Greek-American dishes are no longer the star. Avgolemo, the popular egg-lemon-orzo soup, is there, along with Greek salads, but dishes like moussaka and spanakopita (spinach and feta baked in a phyllo crust, $8.70) show up only as daily specials. The new menu takes a gentle look at New World with starters like large, crisp spring rolls, sliced on the slant into four pretty packages stuffed with chicken, black beans, corn and green onions and drizzled with sweet dipping sauces ($5.60). A more adventurous offering is tuna sashimi, seared outside, raw inside, served with crispy rice noodles, pickled ginger and a gentle wasabi soy Dijonnaise sauce ($5.90). It's a new notion in this neighborhood, one I didn't see flying out of the kitchen. Try it, folks, and discover a taste the rest of Tampa Bay has heartily embraced.
Big bowls of pasta are a clear customer favorite. Linguini amatriciana ($9.90) is a huge bowl of linguine smothered in spicy, rustic tomato sauce flavored with pancetta (Italian bacon), fontina cheese, garlic and fresh basil, with enough red pepper to make you mop your forehead. Like all entrees, it comes with crusty bread, herb-infused olive oil for dipping, and a huge salad, either the Greek with a lemony vinaigrette or the bistro salad with spring greens, bleu cheese, walnuts, sliced strawberries and a raspberry vinaigrette. In addition, grilled entrees come with a choice of sun-dried tomato orzo, baked sweet or white potato, garlic smashed potatoes or sauteed fresh vegetables. No one goes hungry here!

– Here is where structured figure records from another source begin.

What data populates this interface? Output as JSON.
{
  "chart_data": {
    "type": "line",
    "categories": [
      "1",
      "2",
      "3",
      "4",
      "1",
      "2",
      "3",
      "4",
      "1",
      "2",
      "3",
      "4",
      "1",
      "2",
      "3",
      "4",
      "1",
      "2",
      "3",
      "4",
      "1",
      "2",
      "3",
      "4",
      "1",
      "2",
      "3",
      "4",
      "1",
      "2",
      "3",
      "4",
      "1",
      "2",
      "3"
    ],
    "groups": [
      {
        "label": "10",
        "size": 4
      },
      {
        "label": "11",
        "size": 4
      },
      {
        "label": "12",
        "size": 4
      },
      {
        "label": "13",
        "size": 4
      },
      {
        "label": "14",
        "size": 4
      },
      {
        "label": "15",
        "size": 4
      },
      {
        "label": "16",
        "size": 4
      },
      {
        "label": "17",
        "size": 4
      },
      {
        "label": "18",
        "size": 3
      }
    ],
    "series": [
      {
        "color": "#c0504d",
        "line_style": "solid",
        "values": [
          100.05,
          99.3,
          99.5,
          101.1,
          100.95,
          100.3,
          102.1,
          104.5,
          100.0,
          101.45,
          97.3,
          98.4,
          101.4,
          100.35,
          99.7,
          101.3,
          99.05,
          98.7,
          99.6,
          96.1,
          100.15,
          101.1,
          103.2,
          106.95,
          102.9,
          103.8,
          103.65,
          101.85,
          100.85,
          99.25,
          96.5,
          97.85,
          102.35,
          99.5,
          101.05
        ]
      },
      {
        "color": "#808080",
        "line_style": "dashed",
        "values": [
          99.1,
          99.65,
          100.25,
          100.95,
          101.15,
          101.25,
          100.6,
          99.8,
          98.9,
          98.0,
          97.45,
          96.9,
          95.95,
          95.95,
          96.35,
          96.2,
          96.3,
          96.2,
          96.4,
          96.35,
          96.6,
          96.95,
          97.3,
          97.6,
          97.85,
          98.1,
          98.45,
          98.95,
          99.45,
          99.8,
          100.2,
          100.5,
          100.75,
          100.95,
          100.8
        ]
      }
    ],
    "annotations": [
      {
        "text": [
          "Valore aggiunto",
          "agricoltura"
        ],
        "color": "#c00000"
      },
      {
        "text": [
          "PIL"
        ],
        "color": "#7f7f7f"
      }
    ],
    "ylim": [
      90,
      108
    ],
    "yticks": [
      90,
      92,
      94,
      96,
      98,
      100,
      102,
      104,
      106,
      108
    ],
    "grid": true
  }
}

I counted baby back ribs in a sweet sauce ($9.99 a slab, $13.90 whole) at a third of the tables. Meat loaf, cut in thick slabs, stacked against a mound of garlic smashed potatoes and drizzled with basil marinara sauce ($8.90) is another crowd pleaser. Newer takes on entrees are a thick filet of yellow fin tuna, grilled and glazed with a sweet teriyaki and topped with tropical fruit salsa ($18.90). The succulent fish, nicely crisped on the outside, showed a sure hand was running the grill.
In fact, the best dishes I tasted were those that had — no surprise — grill marks. A big, juicy porterhouse-cut pork chop, grilled and glazed with a sweet mango sauce, was as fine a cut of meat as I've had anywhere ($13.90). For beef, go for the house signature steak, a New York Strip cut of Certified Black Angus Beef, with a lovely charred crust and a glaze of Jack Daniel's steak sauce (10-ounce $15.50, 14-ounce $17.90). Between my visits, the menu was already moving away from highly stacked and skewered New World styling, but I'll bet this tasty selection of grilled steaks and chops remains unchanged long into the future.
There's a modest, though well-selected wine list, with many bottles ranging from $15 to $22, many available by the glass, and an upbeat dessert menu with fun offerings, like chocolate ganache served as a tennis ball-size truffle and pistachio creme brulee garnished with caramel-glazed bananas.
As Grillmarks transforms, it walks a precarious path between honoring the old while tempting us to try the new. Nowhere are the pitfalls of change more apparent than in service, which, like the menu, sometimes teeters between "What kin I gitcha, honey?" and "Would you care for something from the bar?" Dirty dishes linger far too long on the table, and in a place where huge servings guarantee take-homes, staff should be prepared to do more than drop Styrofoam containers in your lap. Take a cue from the stylish service at Tampa's Blue Gardenia, where take-homes are whisked away to the kitchen and returned, nicely packaged, with your check — a consideration so classy it should be declared the Leftover Law.